Effects of forest fire on carbon emissions, climate impacts often overestimated

Jan 27, 2010
This stand replacement fire on Cache Mountain burned in the central Oregon Cascade Range in 2002, killing nearly all the overstory trees. By 2007 other non-tree vegetation began to grow back, however, somewhat offsetting the carbon releases from dead wood decomposition. (Photo by Garrett Meigs, Oregon State University)

A recent study at Oregon State University indicates that some past approaches to calculating the impacts of forest fires have grossly overestimated the number of live trees that burn up and the amount of carbon dioxide released into the atmosphere as a result.

The research was done on the Metolius River Watershed in the central Oregon Cascade Range, where about one-third - or 100,000 acres - of the area burned in four large fires in 2002-03. Although some previous studies assumed that 30 percent of the mass of living trees was consumed during forest fires, this study found that only 1-3 percent was consumed.

Some estimates done around that time suggested that the B&B Complex fire in 2003, just one of the four Metolius fires, released 600 percent more carbon emissions than all other energy and fossil fuel use that year in the state of Oregon - but this study concluded that the four fires combined produced only about 2.5 percent of annual statewide carbon emissions.

Even in 2002, the most extreme fire year in recent history, the researchers estimate that all fires across Oregon emitted only about 22 percent of industrial and fossil fuel emissions in the state - and that number is much lower for most years, about 3 percent on average for the 10 years from 1992 to 2001.

The OSU researchers said there are some serious misconceptions about how much of a forest actually burns during fires, a great range of variability, and much less carbon released than previously suggested. Some past analyses of carbon release have been based on studies of Canadian forests that are quite different than many U.S. forests, they said.

"A new appreciation needs to be made of what we're calling 'pyrodiversity,' or wide variation in fire effects and responses," said Garrett Meigs, a research assistant in OSU's Department of Forest Ecosystems and Society. "And more studies should account for the full gradient of fire effects."

The past estimates of fire severity and the amounts of carbon release have often been high and probably overestimated in many cases, said Beverly Law, a professor of forest ecosystems and society at OSU.

"Most of the immediate carbon emissions are not even from the trees but rather the brush, leaf litter and debris on the forest floor, and even below ground," Law said. "In the past we often did not assess the effects of fire on trees or carbon dynamics very accurately."
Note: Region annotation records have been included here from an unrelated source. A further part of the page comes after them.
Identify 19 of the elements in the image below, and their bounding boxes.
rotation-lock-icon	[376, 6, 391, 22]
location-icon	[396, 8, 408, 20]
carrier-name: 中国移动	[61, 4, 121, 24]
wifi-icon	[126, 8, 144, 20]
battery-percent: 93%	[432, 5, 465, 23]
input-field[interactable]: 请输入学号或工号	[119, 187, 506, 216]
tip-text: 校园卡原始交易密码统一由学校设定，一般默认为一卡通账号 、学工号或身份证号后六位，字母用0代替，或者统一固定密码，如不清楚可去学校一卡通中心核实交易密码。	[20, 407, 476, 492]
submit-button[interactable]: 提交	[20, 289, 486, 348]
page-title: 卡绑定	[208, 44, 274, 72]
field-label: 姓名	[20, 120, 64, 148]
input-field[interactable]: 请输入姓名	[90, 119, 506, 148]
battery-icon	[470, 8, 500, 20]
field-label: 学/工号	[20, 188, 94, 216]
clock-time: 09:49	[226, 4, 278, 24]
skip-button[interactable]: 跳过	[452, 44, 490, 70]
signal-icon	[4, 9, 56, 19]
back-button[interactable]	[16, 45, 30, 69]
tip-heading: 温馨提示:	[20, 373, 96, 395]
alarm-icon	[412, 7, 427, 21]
Even when a very severe fire kills almost all of the trees in a patch, the scientists said, the trees are still standing and only drop to the forest floor, decay, and release their carbon content very slowly over several decades. Grasses and shrubs quickly grow back after high-severity fires, offsetting some of the carbon release from the dead and decaying trees. And across most of these Metolius burned areas, the researchers observed generally abundant tree regeneration that will result in a relatively fast recovery of carbon uptake and storage.

"A severe fire does turn a forest from a carbon sink into an atmospheric carbon source in the near-term," Law said. "It might take 20-30 years in eastern Oregon, where trees grow and decay more slowly, for the forest to begin absorbing more carbon than it gives off, and 5-10 years on the west side of the Cascades."
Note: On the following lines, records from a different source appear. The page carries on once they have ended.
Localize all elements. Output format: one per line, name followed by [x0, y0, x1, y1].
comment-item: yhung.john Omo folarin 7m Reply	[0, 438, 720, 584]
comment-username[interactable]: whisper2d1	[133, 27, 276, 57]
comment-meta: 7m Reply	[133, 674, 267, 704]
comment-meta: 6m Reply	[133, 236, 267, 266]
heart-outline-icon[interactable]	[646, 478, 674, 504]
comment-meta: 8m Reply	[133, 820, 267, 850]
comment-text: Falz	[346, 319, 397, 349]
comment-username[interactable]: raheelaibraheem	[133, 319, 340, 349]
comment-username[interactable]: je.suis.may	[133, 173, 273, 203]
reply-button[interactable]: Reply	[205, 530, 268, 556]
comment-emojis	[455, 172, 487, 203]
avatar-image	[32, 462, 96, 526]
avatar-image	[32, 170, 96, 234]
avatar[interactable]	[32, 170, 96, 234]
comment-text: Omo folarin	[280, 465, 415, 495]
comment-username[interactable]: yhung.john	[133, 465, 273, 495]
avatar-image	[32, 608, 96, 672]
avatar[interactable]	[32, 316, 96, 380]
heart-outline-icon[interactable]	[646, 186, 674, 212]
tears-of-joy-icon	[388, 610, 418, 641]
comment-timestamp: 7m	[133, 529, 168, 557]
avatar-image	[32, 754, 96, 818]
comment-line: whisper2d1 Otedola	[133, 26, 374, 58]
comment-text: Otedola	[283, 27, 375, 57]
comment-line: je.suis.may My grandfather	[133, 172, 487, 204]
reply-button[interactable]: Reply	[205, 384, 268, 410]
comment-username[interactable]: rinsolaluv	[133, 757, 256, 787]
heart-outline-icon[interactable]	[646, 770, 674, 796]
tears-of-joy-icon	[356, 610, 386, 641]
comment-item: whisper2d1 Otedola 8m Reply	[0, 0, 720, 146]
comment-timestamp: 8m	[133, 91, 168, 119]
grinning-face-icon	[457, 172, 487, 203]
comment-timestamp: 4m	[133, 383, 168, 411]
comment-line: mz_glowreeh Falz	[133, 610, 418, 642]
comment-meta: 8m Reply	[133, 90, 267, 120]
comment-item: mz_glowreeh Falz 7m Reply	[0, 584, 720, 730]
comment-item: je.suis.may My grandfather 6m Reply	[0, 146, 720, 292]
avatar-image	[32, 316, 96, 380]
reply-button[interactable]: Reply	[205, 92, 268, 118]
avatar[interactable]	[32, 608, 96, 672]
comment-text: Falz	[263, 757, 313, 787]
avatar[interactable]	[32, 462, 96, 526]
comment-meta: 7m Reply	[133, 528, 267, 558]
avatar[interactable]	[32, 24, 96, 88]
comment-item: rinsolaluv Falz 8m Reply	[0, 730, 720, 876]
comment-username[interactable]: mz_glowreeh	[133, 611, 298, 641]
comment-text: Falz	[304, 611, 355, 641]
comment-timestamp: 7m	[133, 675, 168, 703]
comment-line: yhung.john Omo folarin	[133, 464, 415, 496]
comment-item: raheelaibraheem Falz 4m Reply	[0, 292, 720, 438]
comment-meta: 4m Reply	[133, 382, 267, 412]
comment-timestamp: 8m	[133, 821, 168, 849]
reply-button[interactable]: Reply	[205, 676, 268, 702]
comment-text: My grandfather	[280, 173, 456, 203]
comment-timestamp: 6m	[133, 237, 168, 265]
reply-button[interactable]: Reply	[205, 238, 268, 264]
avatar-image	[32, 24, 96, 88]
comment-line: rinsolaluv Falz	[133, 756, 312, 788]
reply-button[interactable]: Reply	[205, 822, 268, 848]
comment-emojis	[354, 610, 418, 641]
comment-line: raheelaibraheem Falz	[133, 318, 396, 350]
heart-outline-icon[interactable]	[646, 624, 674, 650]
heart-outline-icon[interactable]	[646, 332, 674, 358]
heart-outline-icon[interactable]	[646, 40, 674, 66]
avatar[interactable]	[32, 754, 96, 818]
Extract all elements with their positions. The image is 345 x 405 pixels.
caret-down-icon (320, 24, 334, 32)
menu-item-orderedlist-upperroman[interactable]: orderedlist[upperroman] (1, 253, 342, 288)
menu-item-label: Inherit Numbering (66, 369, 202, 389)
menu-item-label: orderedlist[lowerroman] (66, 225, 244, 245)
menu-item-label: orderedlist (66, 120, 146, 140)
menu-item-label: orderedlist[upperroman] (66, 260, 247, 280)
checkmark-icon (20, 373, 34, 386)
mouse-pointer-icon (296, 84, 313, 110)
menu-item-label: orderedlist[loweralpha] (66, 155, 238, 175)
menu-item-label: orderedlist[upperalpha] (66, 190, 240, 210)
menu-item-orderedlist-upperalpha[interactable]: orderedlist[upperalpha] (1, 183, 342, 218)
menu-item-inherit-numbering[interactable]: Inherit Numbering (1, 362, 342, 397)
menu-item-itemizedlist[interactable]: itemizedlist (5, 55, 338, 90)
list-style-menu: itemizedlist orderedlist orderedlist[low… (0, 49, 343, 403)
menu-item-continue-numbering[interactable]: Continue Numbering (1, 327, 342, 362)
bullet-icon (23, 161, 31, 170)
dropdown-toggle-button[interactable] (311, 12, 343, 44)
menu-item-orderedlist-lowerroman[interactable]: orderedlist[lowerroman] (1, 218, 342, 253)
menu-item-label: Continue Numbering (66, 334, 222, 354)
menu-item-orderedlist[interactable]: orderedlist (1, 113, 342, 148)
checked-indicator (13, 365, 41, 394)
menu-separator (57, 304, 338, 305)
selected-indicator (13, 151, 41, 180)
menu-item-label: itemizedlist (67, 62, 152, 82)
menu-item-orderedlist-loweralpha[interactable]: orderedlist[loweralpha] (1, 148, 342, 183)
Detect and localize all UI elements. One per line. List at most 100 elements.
Since fire events are episodic in nature while greenhouse gas emissions are continuous and increasing, climate change mitigation strategies focused on human-caused emissions will have more impact than those emphasizing wildfire, the researchers said. And to be accurate, estimates of carbon impacts have to better consider burn severity, non-tree responses, and below-ground processes, they said.

"Even though it looks like everything is burning up in forest fires, that simply isn't what happens," Meigs said. "The are not vaporized even during a very intense fire. In a low-severity fire many of them are not even killed. And in the Pacific Northwest, the majority of burned area is not stand-replacement fire."

Fire suppression has resulted in a short-term reduction of greenhouse gases, the researchers said, but on a long-term basis fire will still be an inevitable part of forest ecosystems. Timber harvest also has much more impact on carbon dynamics than fire. Because of this, forest fires will be a relatively minor player in greenhouse gas mitigation strategies compared to other factors, such as human consumption of fossil fuels, they said.

Global warming could cause higher levels of and associated carbon emissions in the future, the researchers said, although there are many uncertainties about how climate change will affect forests, and no indication that carbon emissions will become comparable to those caused by fossil fuel use.

This research was published recently in the journal Ecosystems, and funded by the U.S. Department of Energy.